Boneka tersenyum dan mengangguk. "Tetap memegang tanganku, Tuan putri."
      Aku mengangguk senang dan mengeratkan peganganku pada tangan Boneka. Semua kenangan berputar di depanku. Semuanya terputar dengan baik hingga kenangan itu terhenti.
      Aku bingung, mengapa layar-layar itu tak bergerak lagi? Mengapa semuanya berhenti? Aku menatap Boneka yang masih memimpin jalan.
      "Kenapa kenanganku hanya sampai di sana, Boneka?"
      Semuanya terhenti di pertemuanku dengan pacar Ibu. Malam tadi, ketika Ayah pulang telat dan Ibu membawa pacar Ibu ke rumah. Semuanya berjalan seperti biasa, Ibu dan pacar Ibu main di kamar Ayah-Ibu, Ayah yang tak pulang-pulang dari kerja dan aku bermain dengan bonekaku sebelum tidur.
      Lalu tiba-tiba pacar Ibu masuk ke kamarku, menyapa dengan senyuman. Ia dengan baik hati mengajakku bermain bersama, hingga... Huh? Hingga apa ya? Kenapa aku tak ingat? Aku tak ingat apa pun setelah itu.
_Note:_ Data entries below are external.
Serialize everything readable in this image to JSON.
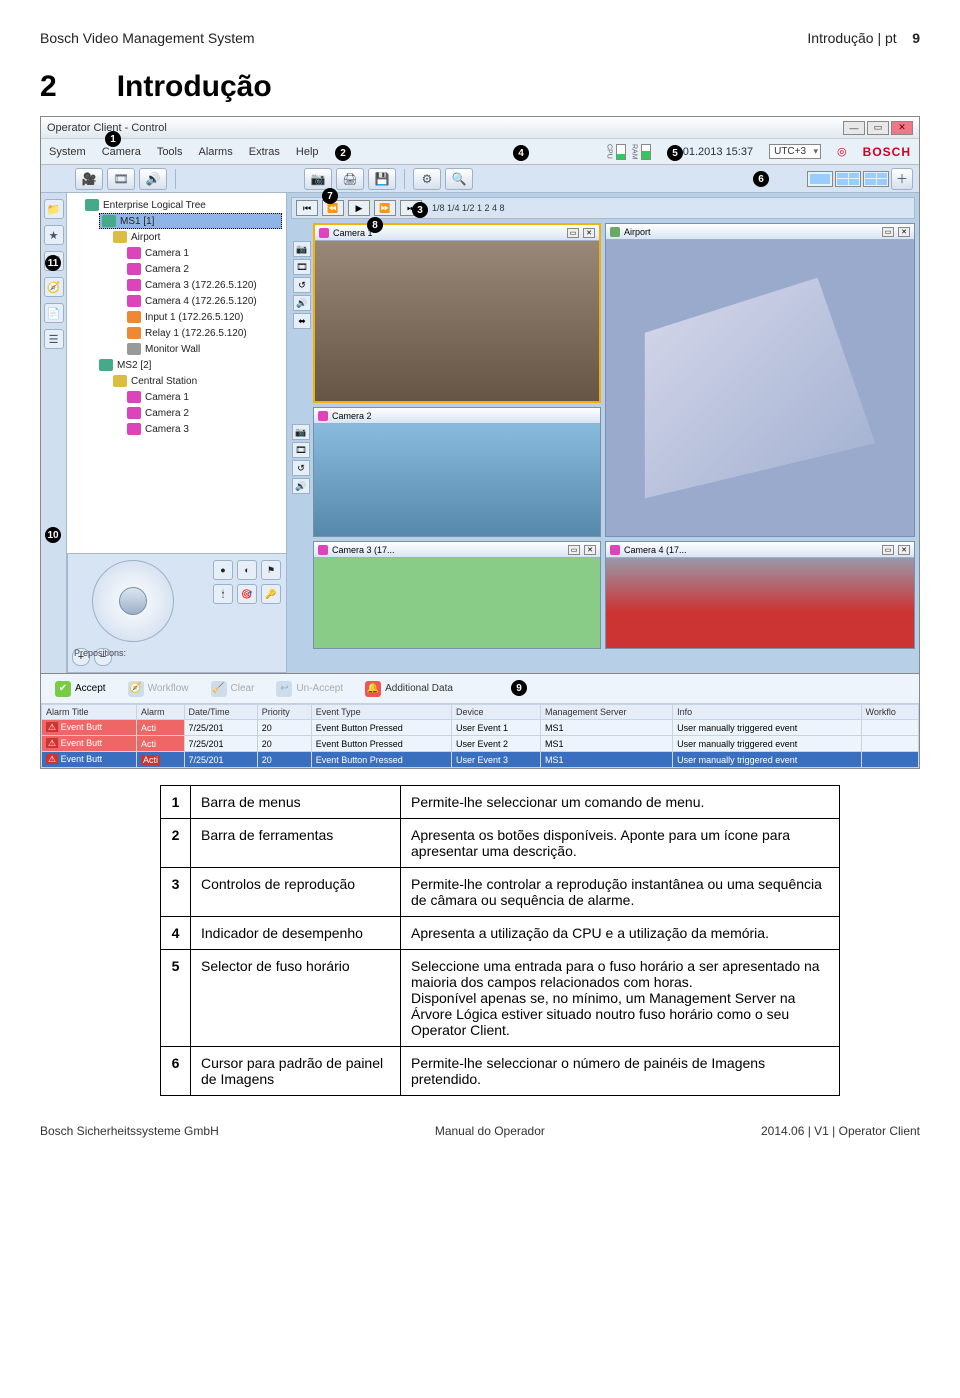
{
  "header": {
    "left": "Bosch Video Management System",
    "right": "Introdução | pt",
    "pageno": "9"
  },
  "section": {
    "num": "2",
    "title": "Introdução"
  },
  "app": {
    "title": "Operator Client - Control",
    "menu": [
      "System",
      "Camera",
      "Tools",
      "Alarms",
      "Extras",
      "Help"
    ],
    "datetime": "16.01.2013 15:37",
    "perf": {
      "cpu_label": "CPU",
      "ram_label": "RAM"
    },
    "tz": "UTC+3",
    "brand": "BOSCH",
    "playback_text": "1/8 1/4 1/2  1  2  4  8",
    "tree": {
      "root": "Enterprise Logical Tree",
      "ms1": "MS1 [1]",
      "airport": "Airport",
      "cams": [
        "Camera 1",
        "Camera 2",
        "Camera 3 (172.26.5.120)",
        "Camera 4 (172.26.5.120)",
        "Input 1 (172.26.5.120)",
        "Relay 1 (172.26.5.120)",
        "Monitor Wall"
      ],
      "ms2": "MS2 [2]",
      "central": "Central Station",
      "cs_cams": [
        "Camera 1",
        "Camera 2",
        "Camera 3"
      ]
    },
    "panes": {
      "cam1": "Camera 1",
      "airport": "Airport",
      "cam2": "Camera 2",
      "cam3": "Camera 3 (17...",
      "cam4": "Camera 4 (17..."
    },
    "prepositions": "Prepositions:",
    "alarm_buttons": {
      "accept": "Accept",
      "workflow": "Workflow",
      "clear": "Clear",
      "unaccept": "Un-Accept",
      "additional": "Additional Data"
    },
    "alarm_cols": [
      "Alarm Title",
      "Alarm",
      "Date/Time",
      "Priority",
      "Event Type",
      "Device",
      "Management Server",
      "Info",
      "Workflo"
    ],
    "alarm_rows": [
      {
        "title": "Event Butt",
        "al": "Acti",
        "dt": "7/25/201",
        "pr": "20",
        "et": "Event Button Pressed",
        "dev": "User Event 1",
        "ms": "MS1",
        "info": "User manually triggered event"
      },
      {
        "title": "Event Butt",
        "al": "Acti",
        "dt": "7/25/201",
        "pr": "20",
        "et": "Event Button Pressed",
        "dev": "User Event 2",
        "ms": "MS1",
        "info": "User manually triggered event"
      },
      {
        "title": "Event Butt",
        "al": "Acti",
        "dt": "7/25/201",
        "pr": "20",
        "et": "Event Button Pressed",
        "dev": "User Event 3",
        "ms": "MS1",
        "info": "User manually triggered event"
      }
    ]
  },
  "rows": [
    {
      "n": "1",
      "name": "Barra de menus",
      "desc": "Permite-lhe seleccionar um comando de menu."
    },
    {
      "n": "2",
      "name": "Barra de ferramentas",
      "desc": "Apresenta os botões disponíveis. Aponte para um ícone para apresentar uma descrição."
    },
    {
      "n": "3",
      "name": "Controlos de reprodução",
      "desc": "Permite-lhe controlar a reprodução instantânea ou uma sequência de câmara ou sequência de alarme."
    },
    {
      "n": "4",
      "name": "Indicador de desempenho",
      "desc": "Apresenta a utilização da CPU e a utilização da memória."
    },
    {
      "n": "5",
      "name": "Selector de fuso horário",
      "desc": "Seleccione uma entrada para o fuso horário a ser apresentado na maioria dos campos relacionados com horas.\nDisponível apenas se, no mínimo, um Management Server na Árvore Lógica estiver situado noutro fuso horário como o seu Operator Client."
    },
    {
      "n": "6",
      "name": "Cursor para padrão de painel de Imagens",
      "desc": "Permite-lhe seleccionar o número de painéis de Imagens pretendido."
    }
  ],
  "footer": {
    "left": "Bosch Sicherheitssysteme GmbH",
    "center": "Manual do Operador",
    "right": "2014.06 | V1 | Operator Client"
  }
}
      Aku merasakan genggaman Boneka semakin erat. Aku menoleh dan bingung.
      "Aku tak ingat, Boneka. Apa yang terjadi malam tadi?"
      Boneka tersenyum dan menggeleng. "Tuan putri tak perlu susah payah mengingatnya! Sekarang ayo kita pergi sedikit lebih jauh lagi!"
      Aku mengangguk semangat. Aku tak sabar melihat hal-hal unik selanjutnya, namun sebuah bisikan menyapa pendengaranku. Sebuah lirihan dan janji.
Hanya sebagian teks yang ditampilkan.